A virtual private server (VPS) is often considered to be an ideal choice for those who have outgrown shared hosting but are not yet ready for a dedicated server. A VPS offers you more power and control over your hosting account, and costs less than a dedicated server. Thus, it is only fair that a VPS acts as a direct upgrade from shared hosting. However, much like any other hosting terminology, you should be aware of certain things related to virtual private servers as well.
Here are some key considerations that you should bear in mind when purchasing a VPS.
- Why Do You Want a VPS?
It is the first question that you should ask yourself: why are you planning to buy a VPS Server in UK? If you have just outgrown shared hosting, and are getting more traffic than a primary shared account can handle, your first leap should probably be towards a VPS. If you need better scalability or control over your server’s resources, then a VPS does make sense. Virtual private servers are scalable and grow as your website grows. You also get better control and server root access, allowing you more liberty with your web hosting account.
- Managed Versus Unmanaged
What is the difference between the two? Well, an unmanaged VPS is just that — the web host sets up a virtual private server account for you and leaves it at that. You get full access to your account, including the ability to install whichever control panel you feel like, whatever scripts you feel like, and so on. Since an unmanaged VPS does not require the web host’s management services, the prices are relatively lower. You need to keep your scripts and software updated, as well as secure your VPS from attackers and malicious hackers. As such, you need to have a good grasp of IT and technical matters to work with an unmanaged VPS.

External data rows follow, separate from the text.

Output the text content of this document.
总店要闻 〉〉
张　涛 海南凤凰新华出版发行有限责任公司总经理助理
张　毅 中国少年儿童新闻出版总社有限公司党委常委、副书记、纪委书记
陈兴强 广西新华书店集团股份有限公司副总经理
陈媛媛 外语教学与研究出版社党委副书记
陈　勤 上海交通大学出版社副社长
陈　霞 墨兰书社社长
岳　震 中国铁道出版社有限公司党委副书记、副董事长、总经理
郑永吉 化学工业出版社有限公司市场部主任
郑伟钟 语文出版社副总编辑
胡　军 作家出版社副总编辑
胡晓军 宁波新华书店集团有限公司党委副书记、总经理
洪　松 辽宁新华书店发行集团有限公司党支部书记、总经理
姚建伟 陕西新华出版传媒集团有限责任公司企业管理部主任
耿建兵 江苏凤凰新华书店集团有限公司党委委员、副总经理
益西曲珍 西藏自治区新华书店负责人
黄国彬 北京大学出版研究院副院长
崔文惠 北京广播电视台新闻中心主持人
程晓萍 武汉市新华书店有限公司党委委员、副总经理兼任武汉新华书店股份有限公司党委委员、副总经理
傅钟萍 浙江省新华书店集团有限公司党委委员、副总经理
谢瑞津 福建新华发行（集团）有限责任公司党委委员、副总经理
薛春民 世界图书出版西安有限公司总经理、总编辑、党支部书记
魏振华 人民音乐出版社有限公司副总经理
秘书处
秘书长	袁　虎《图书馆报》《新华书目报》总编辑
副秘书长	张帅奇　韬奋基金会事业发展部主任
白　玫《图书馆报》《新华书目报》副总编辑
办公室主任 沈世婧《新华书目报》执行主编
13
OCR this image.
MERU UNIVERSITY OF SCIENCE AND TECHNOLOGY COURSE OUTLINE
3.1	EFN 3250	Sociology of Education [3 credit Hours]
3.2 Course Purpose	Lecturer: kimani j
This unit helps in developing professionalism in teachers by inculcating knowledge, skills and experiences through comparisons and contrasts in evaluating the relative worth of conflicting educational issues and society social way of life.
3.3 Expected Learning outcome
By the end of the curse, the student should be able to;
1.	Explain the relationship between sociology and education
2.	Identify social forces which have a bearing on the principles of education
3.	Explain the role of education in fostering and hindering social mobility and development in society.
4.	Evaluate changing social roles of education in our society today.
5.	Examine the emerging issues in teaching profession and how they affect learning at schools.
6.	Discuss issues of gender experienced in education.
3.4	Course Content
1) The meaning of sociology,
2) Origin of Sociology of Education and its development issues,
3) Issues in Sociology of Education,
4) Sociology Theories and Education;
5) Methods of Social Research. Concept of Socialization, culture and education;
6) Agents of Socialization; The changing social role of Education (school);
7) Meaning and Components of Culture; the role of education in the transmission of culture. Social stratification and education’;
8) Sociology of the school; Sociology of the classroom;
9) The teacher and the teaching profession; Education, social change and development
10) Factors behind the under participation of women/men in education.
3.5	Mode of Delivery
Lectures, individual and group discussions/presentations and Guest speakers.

If that is something you cannot deal with, a managed VPS is the way to go. Here, you still get to pick your scripts and software, but the web host manages your virtual private server’s updates and security patches, etc. Naturally, the price covers the management fees as well and is therefore higher. However, it is worth the extra money if you cannot manage your VPS (due to lack of know-how or time or both). A good web host will keep your virtual private server in good standing and maintain it well, allowing you to focus on your website and not server-side administration.
- VPS Specifications
A lot is often talked about the specifications and technical aspects of VPS hosting. Now, operating systems are often a matter of personal choice and needs. If you do not know which operating system you need for your VPS, there are high chances that you need Linux and not Windows.
That said, what about hardware? If your budget permits, a clustered cloud-based VPS is generally a better pick as compared to a conventional VPS. Regarding RAM, be sure to never look at a VPS that has less than 1 GB of RAM at minimum.
Storage and bandwidth depend on your own needs. However, be sure to check with your web host regarding additional goods: the number of IP addresses that included. For CPU cores, it once again boils down to your needs. For as far as I have seen, most websites running on VPS require not so much CPU power, unless you are running something enormous such as a game server.
Check with your web host regarding the scope of support. If your web host offers a trial period, make good use of that before finalising a VPS. Always be precise about your requirements and priorities before investing in one.